Tribunal Administratif de Grenoble — Décision N° TA38-2107649

jeudi 20 juillet 2023

JuridictionTribunal Administratif de Grenoble
SectionTribunal Administratif de Grenoble
N° DossierTA38-2107649
TypeDécision
RecoursPlein contentieux
PublicationC
FormationJuge unique 7
Avocat requérantSQUADRA PARIS

Texte intégral

Vu la procédure suivante :

Par une requête et un mémoire enregistrés le 5 novembre 2021 et le 26 juin 2023, la SA Mercialys, représentée par le cabinet Baker et Mckenzie A.A.R.P.I., demande au tribunal :

1°) de prononcer la décharge de la cotisation de taxe d'enlèvement des ordures ménagères à laquelle elle a été assujettie au titre de l'année 2015 à raison de locaux situés à Seynod ;

2°) d'ordonner la restitution des sommes indûment versées ;

3°) de mettre à la charge de l'Etat la somme de 3 000 euros en application de l'article L. 761-1 du code de justice administrative.

Elle soutient que :

- la délibération ayant fixé pour 2015 le taux de la taxe méconnaît les dispositions de l'article 1520 du code général des impôts et est entachée d'une erreur manifeste d'appréciation, dès lors que le produit de la taxe d'enlèvement des ordures ménagères perçue au titre de l'année 2015 excède le coût du service diminué des recettes non fiscales affectées à ce service.

Par un mémoire en défense enregistré le 19 mai 2022, le directeur départemental des finances publiques de l'Isère conclut au rejet de la requête.

Il soutient que :

- le taux, qui s'élève à 6,70 % en incluant les déchets non ménagers, n'est pas manifestement disproportionné ;

- en ne tenant compte que des déchets ménagers, aucun excédent de produit ne peut être constaté ;

- à titre subsidiaire, la demande de décharge doit être rejetée par application du taux fixé au titre de l'année 2014 sur le fondement des dispositions du III de l'article 1639 A du code général des impôts, dès lors que ce taux est supérieur à celui retenu pour 2015.

Par un mémoire enregistré le 4 août 2022, la communauté d'agglomération du Grand Annecy, représentée par la SELARL Squadra Avocats, conclut au rejet de la requête et à la condamnation de la société requérante à lui verser la somme de 6 000 euros sur le fondement des dispositions de l'article L. 761-1 du code de justice administrative, et demande, à titre subsidiaire, sur le fondement de l'article L. 203 du livre des procédures fiscales, l'application du taux de l'année 2014, en application des dispositions de l'article 1639 A du code général des impôt.

Elle soutient que :

- la requête est irrecevable dès lors que la réclamation préalable n'a pas été présentée dans un délai raisonnable ;

- elle est irrecevable du fait de l'autorité de la chose jugée par le tribunal administratif de Grenoble dans deux jugements du 5 juillet 2019, n° 1701235 et 1701236 ;

- aucun moyen de la requête n'est fondé.

Vu les autres pièces du dossier.

Vu :

- le code général des impôts et le livre des procédures fiscales ;

- le code général des collectivités territoriales ;

- le code de justice administrative.

Les parties ont été régulièrement averties du jour de l'audience.

Ont été entendus au cours de l'audience publique :

- le rapport de M. Heintz, premier conseiller,

- et les conclusions de Mme d'Elbreil, rapporteure publique.

Considérant ce qui suit :

1. La SA Mercialys a été assujettie à la taxe d'enlèvement des ordures ménagères au titre de l'année 2015 à raison de locaux situés 11 et 20 chemin de Périaz et 18 rue du Tremblay à Seynod (Haute-Savoie).

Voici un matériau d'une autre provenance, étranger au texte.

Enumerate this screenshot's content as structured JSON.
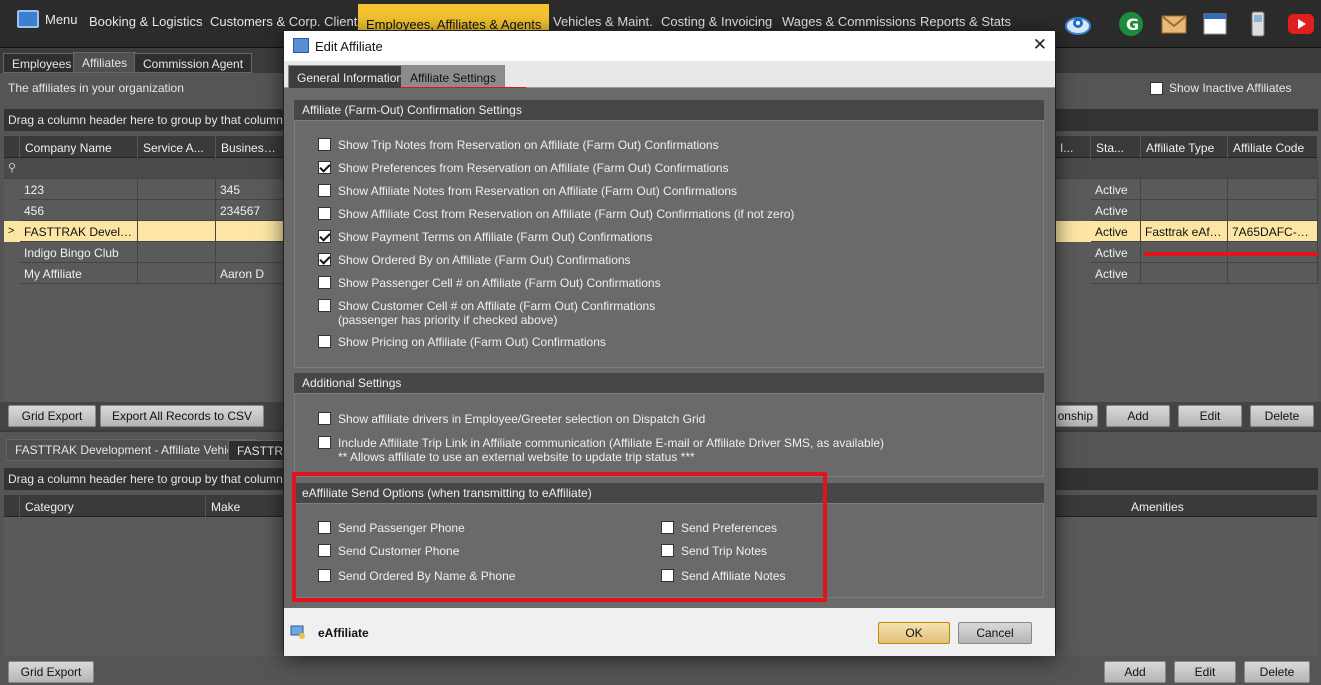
{
  "nav": {
    "menu_label": "Menu",
    "items": [
      "Booking & Logistics",
      "Customers & Corp. Clients",
      "Employees, Affiliates & Agents",
      "Vehicles & Maint.",
      "Costing & Invoicing",
      "Wages & Commissions",
      "Reports & Stats"
    ]
  },
  "subtabs": [
    "Employees",
    "Affiliates",
    "Commission Agent"
  ],
  "affiliates": {
    "info": "The affiliates in your organization",
    "show_inactive_label": "Show Inactive Affiliates",
    "group_hint": "Drag a column header here to group by that column",
    "columns_left": [
      "Company Name",
      "Service A...",
      "Business Ow..."
    ],
    "columns_right": [
      "I...",
      "Sta...",
      "Affiliate Type",
      "Affiliate Code"
    ],
    "rows": [
      {
        "company": "123",
        "service": "",
        "owner": "345",
        "status": "Active",
        "type": "",
        "code": ""
      },
      {
        "company": "456",
        "service": "",
        "owner": "234567",
        "status": "Active",
        "type": "",
        "code": ""
      },
      {
        "company": "FASTTRAK Develop...",
        "service": "",
        "owner": "",
        "status": "Active",
        "type": "Fasttrak eAffil...",
        "code": "7A65DAFC-77..."
      },
      {
        "company": "Indigo Bingo Club",
        "service": "",
        "owner": "",
        "status": "Active",
        "type": "",
        "code": ""
      },
      {
        "company": "My Affiliate",
        "service": "",
        "owner": "Aaron D",
        "status": "Active",
        "type": "",
        "code": ""
      }
    ],
    "buttons_left": [
      "Grid Export",
      "Export All Records to CSV"
    ],
    "buttons_right": [
      "onship",
      "Add",
      "Edit",
      "Delete"
    ]
  },
  "vehicles": {
    "tabs": [
      "FASTTRAK Development - Affiliate Vehicles",
      "FASTTRA"
    ],
    "group_hint": "Drag a column header here to group by that column",
    "columns_left": [
      "Category",
      "Make"
    ],
    "columns_right": [
      "Amenities"
    ],
    "buttons_left": [
      "Grid Export"
    ],
    "buttons_right": [
      "Add",
      "Edit",
      "Delete"
    ]
  },
  "dialog": {
    "title": "Edit Affiliate",
    "close_glyph": "✕",
    "tabs": [
      "General Information",
      "Affiliate Settings"
    ],
    "sections": {
      "confirm": {
        "heading": "Affiliate (Farm-Out) Confirmation Settings",
        "options": [
          {
            "label": "Show Trip Notes from Reservation on Affiliate (Farm Out) Confirmations",
            "sub": "",
            "checked": false
          },
          {
            "label": "Show Preferences from Reservation on Affiliate (Farm Out) Confirmations",
            "sub": "",
            "checked": true
          },
          {
            "label": "Show Affiliate Notes from Reservation on Affiliate (Farm Out) Confirmations",
            "sub": "",
            "checked": false
          },
          {
            "label": "Show Affiliate Cost from Reservation on Affiliate (Farm Out) Confirmations (if not zero)",
            "sub": "",
            "checked": false
          },
          {
            "label": "Show Payment Terms on Affiliate (Farm Out) Confirmations",
            "sub": "",
            "checked": true
          },
          {
            "label": "Show Ordered By on Affiliate (Farm Out) Confirmations",
            "sub": "",
            "checked": true
          },
          {
            "label": "Show Passenger Cell # on Affiliate (Farm Out) Confirmations",
            "sub": "",
            "checked": false
          },
          {
            "label": "Show Customer Cell # on Affiliate (Farm Out) Confirmations",
            "sub": "(passenger has priority if checked above)",
            "checked": false
          },
          {
            "label": "Show Pricing on Affiliate (Farm Out) Confirmations",
            "sub": "",
            "checked": false
          }
        ]
      },
      "additional": {
        "heading": "Additional Settings",
        "options": [
          {
            "label": "Show affiliate drivers in Employee/Greeter selection on Dispatch Grid",
            "sub": "",
            "checked": false
          },
          {
            "label": "Include Affiliate Trip Link in Affiliate communication (Affiliate E-mail or Affiliate Driver SMS, as available)",
            "sub": "** Allows affiliate to use an external website to update trip status ***",
            "checked": false
          }
        ]
      },
      "eaffiliate": {
        "heading": "eAffiliate Send Options (when transmitting to eAffiliate)",
        "options_left": [
          {
            "label": "Send Passenger Phone",
            "checked": false
          },
          {
            "label": "Send Customer Phone",
            "checked": false
          },
          {
            "label": "Send Ordered By Name & Phone",
            "checked": false
          }
        ],
        "options_right": [
          {
            "label": "Send Preferences",
            "checked": false
          },
          {
            "label": "Send Trip Notes",
            "checked": false
          },
          {
            "label": "Send Affiliate Notes",
            "checked": false
          }
        ]
      }
    },
    "footer": {
      "brand": "eAffiliate",
      "ok": "OK",
      "cancel": "Cancel"
    }
  },
  "colors": {
    "accent": "#f4c431",
    "highlight": "#e0141b",
    "selected_row": "#fde6a4"
  }
}
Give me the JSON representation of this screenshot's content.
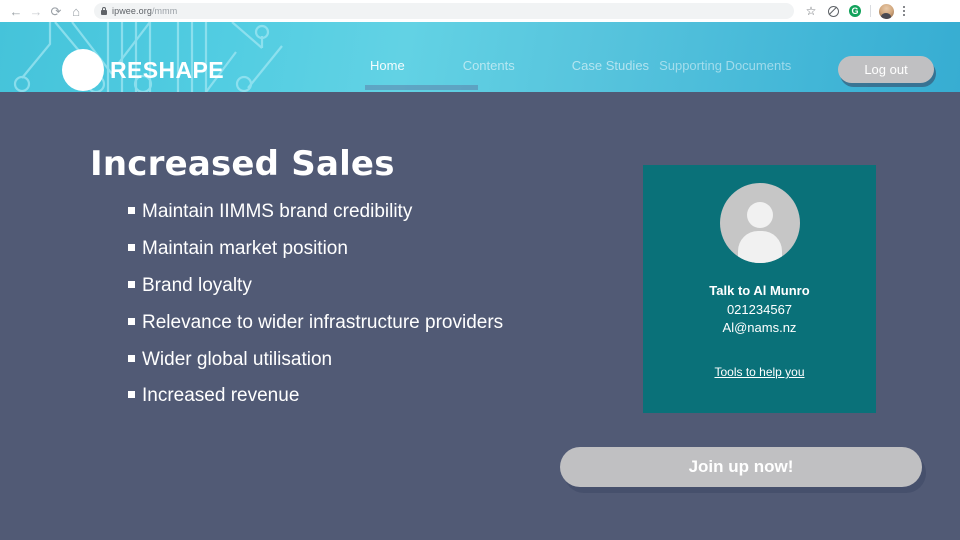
{
  "browser": {
    "back_icon": "back-arrow-icon",
    "forward_icon": "forward-arrow-icon",
    "reload_icon": "reload-icon",
    "home_icon": "home-icon",
    "url": "ipwee.org",
    "url_path": "/mmm",
    "bookmark_icon": "star-icon",
    "extension_icon": "block-icon",
    "profile_g_label": "G",
    "menu_icon": "kebab-menu-icon"
  },
  "header": {
    "brand": "RESHAPE",
    "nav": [
      {
        "label": "Home",
        "active": true
      },
      {
        "label": "Contents",
        "active": false
      },
      {
        "label": "Case Studies",
        "active": false
      },
      {
        "label": "Supporting Documents",
        "active": false
      }
    ],
    "logout_label": "Log out",
    "gradient_from": "#45c3da",
    "gradient_to": "#37add2"
  },
  "slide": {
    "title": "Increased Sales",
    "background": "#515a75",
    "bullets": [
      "Maintain IIMMS brand credibility",
      "Maintain market position",
      "Brand loyalty",
      "Relevance to wider infrastructure providers",
      "Wider global utilisation",
      "Increased revenue"
    ]
  },
  "contact_card": {
    "background": "#0a7179",
    "avatar_icon": "person-placeholder-icon",
    "name": "Talk to Al Munro",
    "phone": "021234567",
    "email": "Al@nams.nz",
    "link_label": "Tools to help you"
  },
  "cta": {
    "label": "Join up now!",
    "color": "#c0c0c2"
  }
}
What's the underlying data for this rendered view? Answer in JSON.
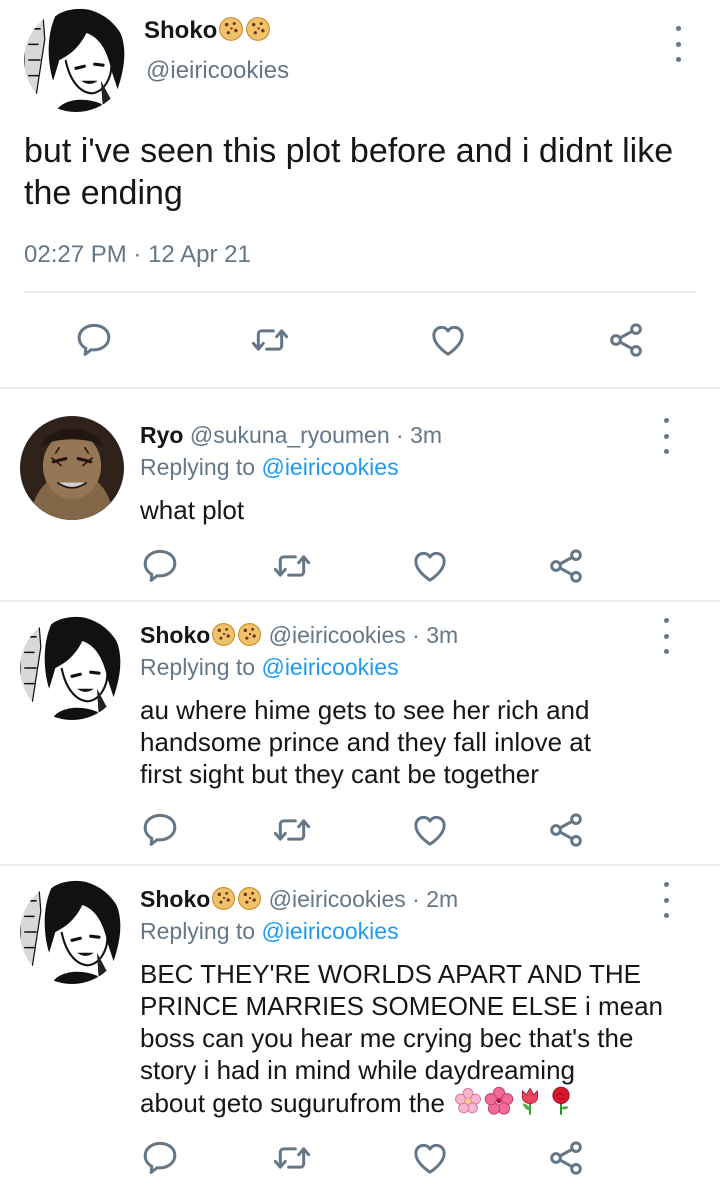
{
  "main_tweet": {
    "display_name": "Shoko",
    "handle": "@ieiricookies",
    "text": "but i've seen this plot before and i didnt like the ending",
    "time": "02:27 PM",
    "date": "12 Apr 21"
  },
  "replies": [
    {
      "display_name": "Ryo",
      "handle": "@sukuna_ryoumen",
      "age": "3m",
      "replying_prefix": "Replying to",
      "replying_to": "@ieiricookies",
      "text": "what plot"
    },
    {
      "display_name": "Shoko",
      "handle": "@ieiricookies",
      "age": "3m",
      "replying_prefix": "Replying to",
      "replying_to": "@ieiricookies",
      "text_lines": [
        "au where hime gets to see her rich and",
        "handsome prince and they fall inlove at",
        "first sight but they cant be together"
      ]
    },
    {
      "display_name": "Shoko",
      "handle": "@ieiricookies",
      "age": "2m",
      "replying_prefix": "Replying to",
      "replying_to": "@ieiricookies",
      "text_lines": [
        "BEC THEY'RE WORLDS APART AND THE",
        "PRINCE MARRIES SOMEONE ELSE i mean",
        "boss can you hear me crying bec that's the",
        "story i had in mind while daydreaming",
        "about geto sugurufrom the"
      ],
      "emojis": [
        "cherry-blossom",
        "hibiscus",
        "tulip",
        "rose"
      ]
    }
  ],
  "colors": {
    "link": "#1d9bf0",
    "muted": "#657786",
    "divider": "#e6ecf0",
    "icon": "#657786"
  },
  "icons": [
    "cookie-emoji",
    "more-icon",
    "reply-icon",
    "retweet-icon",
    "like-icon",
    "share-icon"
  ]
}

Par une réclamation du 20 décembre 2016, elle a contesté cette imposition. En l'absence de réponse, la SA Mercialys en demande la décharge.

Sur les conclusions aux fins de décharge :

2. Pour demander la décharge de la taxe qu'elle conteste, la société requérante excipe de l'illégalité de la délibération par laquelle la communauté d'agglomération d'Annecy devenue la communauté d'agglomération du Grand Annecy Agglomération, a fixé le taux de la taxe d'enlèvement des ordures ménagères pour l'année 2015.

3. D'une part, aux termes des dispositions du I de l'article 1520 du code général des impôts, applicable aux établissements publics de coopération intercommunale, dans sa rédaction en vigueur pendant l'année d'imposition en cause : " Les communes qui assurent au moins la collecte des déchets des ménages peuvent instituer une taxe destinée à pourvoir aux dépenses du service dans la mesure où celles-ci ne sont pas couvertes par des recettes ordinaires n'ayant pas le caractère fiscal. () ". La taxe d'enlèvement des ordures ménagères n'a pas le caractère d'un prélèvement opéré sur les contribuables en vue de pourvoir à l'ensemble des dépenses budgétaires de la commune mais a exclusivement pour objet de couvrir les dépenses exposées par la commune pour assurer l'enlèvement et le traitement des ordures ménagères et non couvertes par des recettes non fiscales. Ces dépenses sont constituées de la somme de toutes les dépenses de fonctionnement réelles exposées pour le service public de collecte et de traitement des déchets ménagers et des dotations aux amortissements des immobilisations qui lui sont affectées, telle qu'elle peut être estimée à la date du vote de la délibération fixant le taux de la taxe. Il en résulte que le produit de cette taxe et, par voie de conséquence, son taux, ne doivent pas être manifestement disproportionnés par rapport au montant de telles dépenses, tel qu'il peut être estimé à la date du vote de la délibération fixant ce taux.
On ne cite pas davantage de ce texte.